Some people worship Lord Krishna. In some parts, the cow is also worshipped on this day. Some people worship King Bali on this day.
This day also marks the beginning of a new year in business communities. The old books of accounts are closed and new books are opened marking the start of a new fiscal year.
Some people gamble on this day and it is a custom to play cards with family and friends.

Story behind the celebration-
This day marks the killing of the demon King Bali by Lord Vishnu in his Vamana (dwarf) Avatar, by crushing him under his feet. But since Bali was a benevolent king, marred only by his arrogance, Lord Vishnu blessed him when king Bali begged for forgiveness and granted a boon that people would remember him on this day.
There’s another story about Lord Shiva losing to Goddess Parvati in a game of dice. Gambling is thus symbolic in some households, signifying the playfulness between spouses. Husbands also shower their wives with gifts as an acceptance of defeat.
The victory of Lord Krishna over Lord Indra and the puja offered by the people to the mountain Govardhan is celebrated as Govardhan puja.
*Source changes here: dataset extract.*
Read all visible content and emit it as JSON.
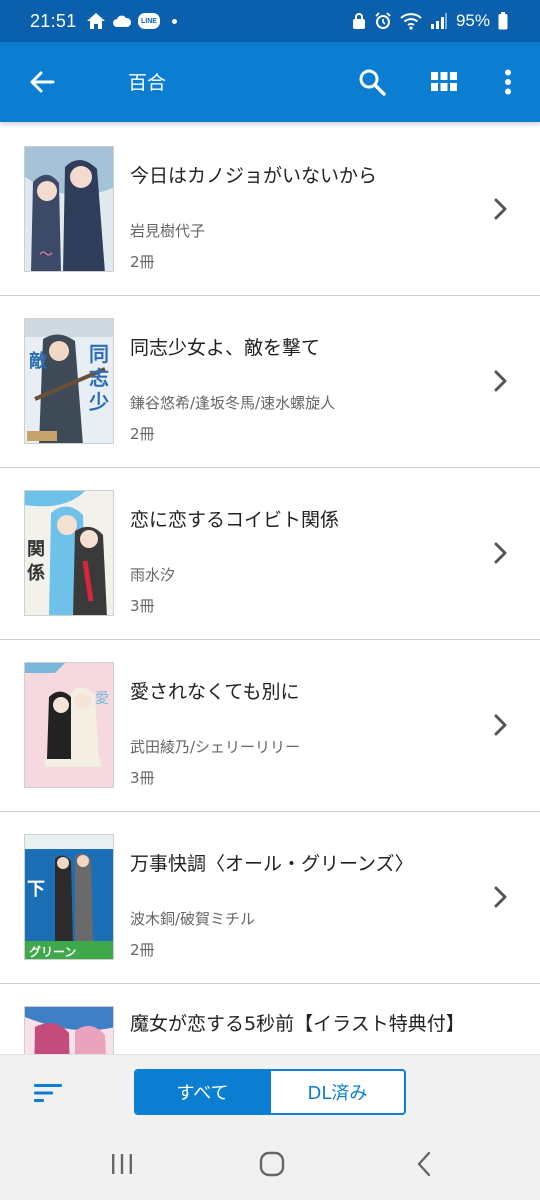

Significance- The pardoning of Bali signifies that it is never too late to make a new beginning and that the Lord always pardons those who ask to be forgiven.
The ritual also signifies that the bond between couples should also include playfulness, apart from love and devotion.

Bhai Dooj / Bhau-beej / Yamadwiteya-

Bhai Dooj is the last day of Diwali.
Ritual- Sisters give gifts to their brothers and pray for their health and happiness. They also invite their brothers to a sumptuous meal including their favorite dishes. Women who do not have brothers, worship the moon god instead.

Story behind the celebration-
A popular legend has it that the god of Death Yama met his sister Yamuna (the river) on dwiteya or the second day after Deepawali.  There is another story about Lord Krishna, where he visited his sister Subhadra after slaying Narakasura and his sister prayed for his well being by applying a tilak on his forehead and treated him to a special dinner.

Significance- The day celebrates the undying love between a brother and sister. The ceremony signifies the duty of a brother to protect his sister as well the sister’s blessings for her brother.